En Argentine, quand on récolte le blé, on attend l’été. Quand on récolte le raisin, on attend l’automne. Quand on récolte le champignon à Pilar, on attend le lendemain.
Contrairement à presque toute autre culture du pays, la production de champignons fonctionne de manière continue. Alors que certaines chambres sont en pleine récolte, d’autres traversent la phase d’incubation et d’autres se préparent à recevoir un nouveau cycle de culture. Le résultat est un flux constant de production : plus de 38 000 kilos hebdomadaires récoltés le matin, emballés l’après-midi et en rayon le lendemain.
Avec une production qui dépasse les 2 millions de kilos annuels, Hongos del Pilar approvisionne entre 45 % et 50 % du marché national de champignons et portobellos. Un modèle qui combine technologie, planification et travail manuel spécialisé pour maintenir des niveaux élevés de productivité et de qualité.

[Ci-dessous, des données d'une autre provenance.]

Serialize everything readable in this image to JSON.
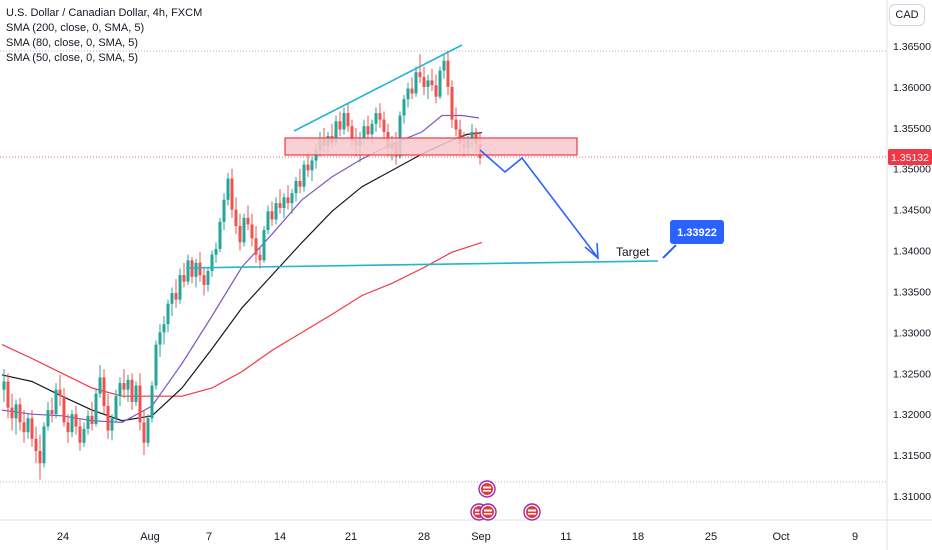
{
  "legend": {
    "title": "U.S. Dollar / Canadian Dollar, 4h, FXCM",
    "sma200": "SMA (200, close, 0, SMA, 5)",
    "sma80": "SMA (80, close, 0, SMA, 5)",
    "sma50": "SMA (50, close, 0, SMA, 5)"
  },
  "currency_button": "CAD",
  "chart_data": {
    "type": "candlestick",
    "y_axis": {
      "ticks": [
        "1.36500",
        "1.36000",
        "1.35500",
        "1.35000",
        "1.34500",
        "1.34000",
        "1.33500",
        "1.33000",
        "1.32500",
        "1.32000",
        "1.31500",
        "1.31000"
      ],
      "range": [
        1.3085,
        1.369
      ]
    },
    "x_axis": {
      "ticks": [
        "24",
        "Aug",
        "7",
        "14",
        "21",
        "28",
        "Sep",
        "11",
        "18",
        "25",
        "Oct",
        "9"
      ]
    },
    "price_label": "1.35132",
    "target_label": "Target",
    "target_value": "1.33922",
    "colors": {
      "up": "#26a69a",
      "down": "#ef5350",
      "sma200": "#f23645",
      "sma80": "#131722",
      "sma50": "#7e57c2",
      "trendline": "#22b5d0",
      "projection": "#2962ff",
      "zone_fill": "#f8c9cc",
      "zone_stroke": "#f23645",
      "price_badge": "#f23645",
      "target_badge": "#2962ff"
    },
    "sma200": [
      [
        0,
        1.3285
      ],
      [
        30,
        1.3268
      ],
      [
        60,
        1.325
      ],
      [
        90,
        1.3232
      ],
      [
        120,
        1.3222
      ],
      [
        150,
        1.3222
      ],
      [
        180,
        1.3222
      ],
      [
        210,
        1.3232
      ],
      [
        240,
        1.3252
      ],
      [
        270,
        1.3278
      ],
      [
        300,
        1.33
      ],
      [
        330,
        1.3322
      ],
      [
        360,
        1.3345
      ],
      [
        390,
        1.336
      ],
      [
        420,
        1.3378
      ],
      [
        450,
        1.3398
      ],
      [
        480,
        1.341
      ]
    ],
    "sma80": [
      [
        0,
        1.3248
      ],
      [
        30,
        1.324
      ],
      [
        60,
        1.3222
      ],
      [
        90,
        1.3205
      ],
      [
        120,
        1.3192
      ],
      [
        150,
        1.3198
      ],
      [
        180,
        1.3232
      ],
      [
        210,
        1.328
      ],
      [
        240,
        1.333
      ],
      [
        270,
        1.337
      ],
      [
        300,
        1.341
      ],
      [
        330,
        1.3448
      ],
      [
        360,
        1.3478
      ],
      [
        390,
        1.3498
      ],
      [
        420,
        1.3518
      ],
      [
        450,
        1.3535
      ],
      [
        465,
        1.3542
      ],
      [
        480,
        1.3544
      ]
    ],
    "sma50": [
      [
        0,
        1.3205
      ],
      [
        30,
        1.32
      ],
      [
        60,
        1.3198
      ],
      [
        90,
        1.3192
      ],
      [
        120,
        1.319
      ],
      [
        150,
        1.321
      ],
      [
        180,
        1.3262
      ],
      [
        210,
        1.332
      ],
      [
        240,
        1.338
      ],
      [
        270,
        1.342
      ],
      [
        300,
        1.3462
      ],
      [
        330,
        1.349
      ],
      [
        360,
        1.3512
      ],
      [
        390,
        1.353
      ],
      [
        420,
        1.3545
      ],
      [
        440,
        1.3565
      ],
      [
        460,
        1.3565
      ],
      [
        477,
        1.3562
      ]
    ],
    "candles": [
      [
        2,
        1.323,
        1.3255,
        1.3215,
        1.324
      ],
      [
        6,
        1.324,
        1.325,
        1.3195,
        1.3208
      ],
      [
        10,
        1.3208,
        1.3225,
        1.318,
        1.3195
      ],
      [
        14,
        1.3195,
        1.3218,
        1.3175,
        1.3212
      ],
      [
        18,
        1.3212,
        1.322,
        1.318,
        1.319
      ],
      [
        22,
        1.319,
        1.3205,
        1.3165,
        1.3178
      ],
      [
        26,
        1.3178,
        1.32,
        1.317,
        1.3195
      ],
      [
        30,
        1.3195,
        1.3205,
        1.316,
        1.317
      ],
      [
        34,
        1.317,
        1.3185,
        1.314,
        1.3155
      ],
      [
        38,
        1.3155,
        1.3175,
        1.312,
        1.314
      ],
      [
        42,
        1.314,
        1.319,
        1.3135,
        1.3185
      ],
      [
        46,
        1.3185,
        1.3215,
        1.318,
        1.3205
      ],
      [
        50,
        1.3205,
        1.322,
        1.319,
        1.32
      ],
      [
        54,
        1.32,
        1.3238,
        1.3195,
        1.323
      ],
      [
        58,
        1.323,
        1.3248,
        1.321,
        1.3222
      ],
      [
        62,
        1.3222,
        1.3232,
        1.3185,
        1.319
      ],
      [
        66,
        1.319,
        1.32,
        1.3165,
        1.3178
      ],
      [
        70,
        1.3178,
        1.3205,
        1.3172,
        1.32
      ],
      [
        74,
        1.32,
        1.321,
        1.3175,
        1.3185
      ],
      [
        78,
        1.3185,
        1.3195,
        1.3155,
        1.3165
      ],
      [
        82,
        1.3165,
        1.319,
        1.316,
        1.3182
      ],
      [
        86,
        1.3182,
        1.3205,
        1.3175,
        1.3198
      ],
      [
        90,
        1.3198,
        1.3215,
        1.318,
        1.3188
      ],
      [
        94,
        1.3188,
        1.323,
        1.3185,
        1.3225
      ],
      [
        98,
        1.3225,
        1.326,
        1.322,
        1.3245
      ],
      [
        102,
        1.3245,
        1.3255,
        1.32,
        1.321
      ],
      [
        106,
        1.321,
        1.3225,
        1.317,
        1.318
      ],
      [
        110,
        1.318,
        1.32,
        1.3168,
        1.3195
      ],
      [
        114,
        1.3195,
        1.323,
        1.319,
        1.3222
      ],
      [
        118,
        1.3222,
        1.3245,
        1.321,
        1.3238
      ],
      [
        122,
        1.3238,
        1.3255,
        1.322,
        1.323
      ],
      [
        126,
        1.323,
        1.3248,
        1.3215,
        1.3242
      ],
      [
        130,
        1.3242,
        1.325,
        1.3205,
        1.3215
      ],
      [
        134,
        1.3215,
        1.324,
        1.321,
        1.3235
      ],
      [
        138,
        1.3235,
        1.325,
        1.318,
        1.319
      ],
      [
        142,
        1.319,
        1.3205,
        1.315,
        1.3165
      ],
      [
        146,
        1.3165,
        1.32,
        1.316,
        1.3195
      ],
      [
        150,
        1.3195,
        1.324,
        1.319,
        1.3235
      ],
      [
        154,
        1.3235,
        1.329,
        1.323,
        1.3285
      ],
      [
        158,
        1.3285,
        1.331,
        1.327,
        1.33
      ],
      [
        162,
        1.33,
        1.332,
        1.3285,
        1.331
      ],
      [
        166,
        1.331,
        1.334,
        1.33,
        1.3335
      ],
      [
        170,
        1.3335,
        1.3355,
        1.332,
        1.3348
      ],
      [
        174,
        1.3348,
        1.3365,
        1.333,
        1.334
      ],
      [
        178,
        1.334,
        1.3378,
        1.3335,
        1.337
      ],
      [
        182,
        1.337,
        1.3385,
        1.3355,
        1.3362
      ],
      [
        186,
        1.3362,
        1.3395,
        1.3358,
        1.3388
      ],
      [
        190,
        1.3388,
        1.3392,
        1.336,
        1.3368
      ],
      [
        194,
        1.3368,
        1.339,
        1.3355,
        1.3385
      ],
      [
        198,
        1.3385,
        1.3398,
        1.3362,
        1.337
      ],
      [
        202,
        1.337,
        1.338,
        1.3345,
        1.3358
      ],
      [
        206,
        1.3358,
        1.338,
        1.335,
        1.3375
      ],
      [
        210,
        1.3375,
        1.34,
        1.3368,
        1.3395
      ],
      [
        214,
        1.3395,
        1.341,
        1.3385,
        1.3402
      ],
      [
        218,
        1.3402,
        1.344,
        1.3398,
        1.3435
      ],
      [
        222,
        1.3435,
        1.347,
        1.3425,
        1.3462
      ],
      [
        226,
        1.3462,
        1.3495,
        1.3455,
        1.3488
      ],
      [
        230,
        1.3488,
        1.35,
        1.344,
        1.345
      ],
      [
        234,
        1.345,
        1.3465,
        1.342,
        1.343
      ],
      [
        238,
        1.343,
        1.3445,
        1.34,
        1.341
      ],
      [
        242,
        1.341,
        1.3445,
        1.3405,
        1.344
      ],
      [
        246,
        1.344,
        1.3455,
        1.3425,
        1.3432
      ],
      [
        250,
        1.3432,
        1.3445,
        1.3405,
        1.3415
      ],
      [
        254,
        1.3415,
        1.343,
        1.3385,
        1.3395
      ],
      [
        258,
        1.3395,
        1.3405,
        1.3378,
        1.3388
      ],
      [
        262,
        1.3388,
        1.343,
        1.3385,
        1.3425
      ],
      [
        266,
        1.3425,
        1.3455,
        1.342,
        1.3448
      ],
      [
        270,
        1.3448,
        1.346,
        1.343,
        1.3438
      ],
      [
        274,
        1.3438,
        1.3465,
        1.3432,
        1.3458
      ],
      [
        278,
        1.3458,
        1.3475,
        1.3445,
        1.3452
      ],
      [
        282,
        1.3452,
        1.347,
        1.344,
        1.3465
      ],
      [
        286,
        1.3465,
        1.348,
        1.345,
        1.3458
      ],
      [
        290,
        1.3458,
        1.3475,
        1.3445,
        1.347
      ],
      [
        294,
        1.347,
        1.349,
        1.346,
        1.3485
      ],
      [
        298,
        1.3485,
        1.35,
        1.347,
        1.3478
      ],
      [
        302,
        1.3478,
        1.351,
        1.3472,
        1.3505
      ],
      [
        306,
        1.3505,
        1.352,
        1.349,
        1.3498
      ],
      [
        310,
        1.3498,
        1.3515,
        1.3485,
        1.351
      ],
      [
        314,
        1.351,
        1.353,
        1.35,
        1.3522
      ],
      [
        318,
        1.3522,
        1.3545,
        1.3515,
        1.3538
      ],
      [
        322,
        1.3538,
        1.355,
        1.352,
        1.3528
      ],
      [
        326,
        1.3528,
        1.3545,
        1.3518,
        1.354
      ],
      [
        330,
        1.354,
        1.3555,
        1.3525,
        1.3532
      ],
      [
        334,
        1.3532,
        1.3565,
        1.3528,
        1.3558
      ],
      [
        338,
        1.3558,
        1.357,
        1.354,
        1.3548
      ],
      [
        342,
        1.3548,
        1.3575,
        1.3542,
        1.3568
      ],
      [
        346,
        1.3568,
        1.358,
        1.3545,
        1.3552
      ],
      [
        350,
        1.3552,
        1.356,
        1.3525,
        1.3535
      ],
      [
        354,
        1.3535,
        1.355,
        1.3515,
        1.3528
      ],
      [
        358,
        1.3528,
        1.3545,
        1.3508,
        1.3538
      ],
      [
        362,
        1.3538,
        1.356,
        1.353,
        1.3552
      ],
      [
        366,
        1.3552,
        1.3565,
        1.3535,
        1.3542
      ],
      [
        370,
        1.3542,
        1.356,
        1.353,
        1.3555
      ],
      [
        374,
        1.3555,
        1.3575,
        1.3545,
        1.3568
      ],
      [
        378,
        1.3568,
        1.358,
        1.355,
        1.356
      ],
      [
        382,
        1.356,
        1.357,
        1.3535,
        1.3545
      ],
      [
        386,
        1.3545,
        1.3555,
        1.3515,
        1.3525
      ],
      [
        390,
        1.3525,
        1.354,
        1.351,
        1.3532
      ],
      [
        394,
        1.3532,
        1.3545,
        1.3505,
        1.3515
      ],
      [
        398,
        1.3515,
        1.357,
        1.3512,
        1.3565
      ],
      [
        402,
        1.3565,
        1.359,
        1.3555,
        1.3585
      ],
      [
        406,
        1.3585,
        1.3605,
        1.3575,
        1.3598
      ],
      [
        410,
        1.3598,
        1.3612,
        1.3585,
        1.3592
      ],
      [
        414,
        1.3592,
        1.3625,
        1.3588,
        1.3618
      ],
      [
        418,
        1.3618,
        1.364,
        1.3605,
        1.3612
      ],
      [
        422,
        1.3612,
        1.3625,
        1.359,
        1.36
      ],
      [
        426,
        1.36,
        1.3615,
        1.3585,
        1.3608
      ],
      [
        430,
        1.3608,
        1.3622,
        1.3595,
        1.3602
      ],
      [
        434,
        1.3602,
        1.3615,
        1.358,
        1.3588
      ],
      [
        438,
        1.3588,
        1.3625,
        1.3585,
        1.362
      ],
      [
        442,
        1.362,
        1.364,
        1.361,
        1.3632
      ],
      [
        446,
        1.3632,
        1.3642,
        1.359,
        1.36
      ],
      [
        450,
        1.36,
        1.3608,
        1.355,
        1.356
      ],
      [
        454,
        1.356,
        1.3575,
        1.354,
        1.3548
      ],
      [
        458,
        1.3548,
        1.356,
        1.352,
        1.353
      ],
      [
        462,
        1.353,
        1.3545,
        1.3515,
        1.3525
      ],
      [
        466,
        1.3525,
        1.354,
        1.3518,
        1.3535
      ],
      [
        470,
        1.3535,
        1.3555,
        1.3525,
        1.3545
      ],
      [
        474,
        1.3545,
        1.355,
        1.352,
        1.353
      ],
      [
        478,
        1.353,
        1.3545,
        1.3505,
        1.3513
      ]
    ]
  }
}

Lorsque l’activité a démarré dans les années 80, le rendement attendu était d’environ 7 kilos par mètre carré. Aujourd’hui, il atteint entre 25 et 30. Quatre fois plus de production dans le même espace physique, grâce à l’incorporation de systèmes d’étagères et de contrôles automatisés de température, humidité et ventilation qui permettent de recréer avec précision les conditions dont chaque espèce a besoin pour se développer.
Le processus commence par l’élaboration du substrat à partir du compostage de matériaux organiques. Une fois pasteurisé, le champignon est inoculé et transféré dans les chambres de culture. La récolte, à la fin du cycle, est réalisée manuellement : un par un, les champignons qui atteignent leur taille optimale sont récoltés par l’équipe de production.
« Une des particularités de la culture de champignons est que nous travaillons avec des organismes vivants qui réagissent à chaque changement de température, d’humidité ou de ventilation. C’est pourquoi une grande partie de notre travail consiste à surveiller en permanence les conditions de culture pour que chaque chambre ait l’environnement dont elle a besoin à chaque étape du processus », explique Laura Márquez, chef de culture de Hongos del Pilar.
La croissance de la productivité ne s’est pas produite spontanément. Derrière cette évolution, il y a eu un processus soutenu d’investissement et de modernisation technologique. Depuis 2019, l’usine a investi plus de 7 millions USD dans la technification et l’expansion. L’objectif est de passer des 2 millions de kilos annuels actuels à 3 millions d’ici 2030.
Dans un contexte où une grande partie de la production agricole dépend des cycles saisonniers, la culture de champignons montre une autre logique possible : produire des aliments frais de manière continue, avec des niveaux élevés d’efficacité et un processus qui combine technologie, connaissance et travail manuel spécialisé.